RG: Do you think that when profiling an artist, it is better to lie low in the background or get actively involved in responding to what the artist is saying or doing?

T: It’s gotta be both. There is time to ask questions and sort of shape the moment because you’re asking them questions and there’s times when you have to be a fly on the wall and let the moment develop as it would organically. You’ll get a story from them by asking questions and you’ll get a story from by listening and laying back and being able to get the sort of portraits that come from just viewing the artist.

I think of moments that I’ve created by asking questions. You know, I’m with Kanye West, and he’s showing off his new Jesus piece to Jay-Z, and I say to Kanye, ‘that is a white Jesus. What’s up with that?’ Jay-Z at first was like, “Oh yeah, that’s cool.” And then I’m like, “White Jesus, yeah, isn’t that kind of whack?” and he’s like “Aw, yeah man! I was gonna say something man, what’s up with that, man?” You know, it just made the moment, and if I just sat there and said nothing, it would have been just Jay-Z commenting on Kanye’s new jewelry.

But there have been other moments where nothing need be said. I remember being with 50 Cent, and he was showing off this bulletproof vest that he bought for his son. And you know, nothing need be said. I just laid back and watched as he showed it off to his friends.

50 Cent enjoys rocking the bulletproof vest…

RG: In regards to your latest book, Who’s Afraid of Post-Blackness?, you defined post-blackness as a term that “defines artists who are proud to be black but don’t want to be limited by identity politics and boxed in by race.” How do you believe that this concept of post-blackness can relate to hip-hop?

T: Well, what I see with hip-hop is that there has been a broadening of identity, the sort of black man we see via hip hop.

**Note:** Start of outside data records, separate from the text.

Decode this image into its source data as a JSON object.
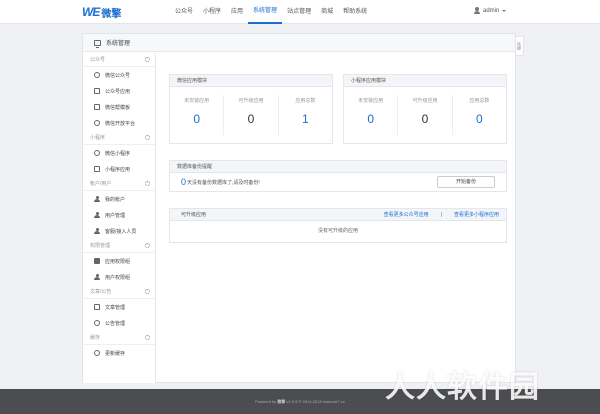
{
  "brand": {
    "logo_mark": "WE",
    "logo_text": "微擎"
  },
  "nav": [
    {
      "label": "公众号",
      "active": false
    },
    {
      "label": "小程序",
      "active": false
    },
    {
      "label": "应用",
      "active": false
    },
    {
      "label": "系统管理",
      "active": true
    },
    {
      "label": "站点管理",
      "active": false
    },
    {
      "label": "商城",
      "active": false
    },
    {
      "label": "帮助系统",
      "active": false
    }
  ],
  "user": {
    "name": "admin"
  },
  "side_tab": "快捷",
  "panel": {
    "title": "系统管理"
  },
  "sidebar": {
    "sections": [
      {
        "title": "公众号",
        "items": [
          {
            "label": "微信公众号",
            "icon": "wechat-icon"
          },
          {
            "label": "公众号应用",
            "icon": "app-icon"
          },
          {
            "label": "微信帮模板",
            "icon": "template-icon"
          },
          {
            "label": "微信开放平台",
            "icon": "platform-icon"
          }
        ]
      },
      {
        "title": "小程序",
        "items": [
          {
            "label": "微信小程序",
            "icon": "miniapp-icon"
          },
          {
            "label": "小程序应用",
            "icon": "miniapp-app-icon"
          }
        ]
      },
      {
        "title": "帐户/用户",
        "items": [
          {
            "label": "我的帐户",
            "icon": "user-icon"
          },
          {
            "label": "用户管理",
            "icon": "users-icon"
          },
          {
            "label": "客服/接入人员",
            "icon": "support-icon"
          }
        ]
      },
      {
        "title": "权限管理",
        "items": [
          {
            "label": "应用权限组",
            "icon": "group-icon"
          },
          {
            "label": "用户权限组",
            "icon": "user-group-icon"
          }
        ]
      },
      {
        "title": "文章/公告",
        "items": [
          {
            "label": "文章管理",
            "icon": "article-icon"
          },
          {
            "label": "公告管理",
            "icon": "notice-icon"
          }
        ]
      },
      {
        "title": "缓存",
        "items": [
          {
            "label": "更新缓存",
            "icon": "refresh-icon"
          }
        ]
      }
    ]
  },
  "wechat_card": {
    "title": "微信应用模块",
    "stats": [
      {
        "label": "未安装应用",
        "value": "0"
      },
      {
        "label": "可升级应用",
        "value": "0"
      },
      {
        "label": "应用总数",
        "value": "1"
      }
    ]
  },
  "miniapp_card": {
    "title": "小程序应用模块",
    "stats": [
      {
        "label": "未安装应用",
        "value": "0"
      },
      {
        "label": "可升级应用",
        "value": "0"
      },
      {
        "label": "应用总数",
        "value": "0"
      }
    ]
  },
  "backup_card": {
    "title": "数据库备份提醒",
    "count": "0",
    "unit": "天",
    "message": "没有备份数据库了,请及时备份!",
    "button": "开始备份"
  },
  "upgrade_card": {
    "title": "可升级应用",
    "link_official": "查看更多公众号应用",
    "separator": "|",
    "link_miniapp": "查看更多小程序应用",
    "empty": "没有可升级的应用"
  },
  "footer": {
    "prefix": "Powered by",
    "brand": "微擎",
    "rest": "v1.5.9 © 2014-2015 www.we7.cc"
  },
  "watermark": "人人软件园"
}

If I look at hip-hop in the 80s, I see it had a very narrow vision as to what it meant to be black. They (rappers) were all from New York, they were all straight, and they were all street wise. But now there’s many regions (where hip-hop exists) and there is a number of classes where hip-hop is represented. You look at guys like Kanye, Kid Cudi, and Andre 3000. They’re not pretending to come from the hood, they’re presenting themselves as something different than that. Add that on top of the multiple classes of hip-hop, from the newer rappers who don’t have much to Jay-Z and Kanye West who have a ton of money and are wealthy. So there’s multiple classes in hip-hop, from where you come from to where you reach. At the same time, there is large and sizable gay underground and there are openly gay rappers. So if hip-hop were a person and you asked it now what it means to be black, it would have a much broader and complex answer than it would have had in 1983.

RG: It seems that these days, you are busier than ever with a hectic schedule, yet still strive to spend time with your family. What is the driving force that keeps you focused to lead a balanced life?

T: I love having the ability to talk to people and express an opinion on things that matter to people, but then I also love taking care of my family. When you have children you become much more selfless. Even the things that you did previously for egotistical reasons become sort of sublimated into the idea that you have to take care of your family and provide for your kids.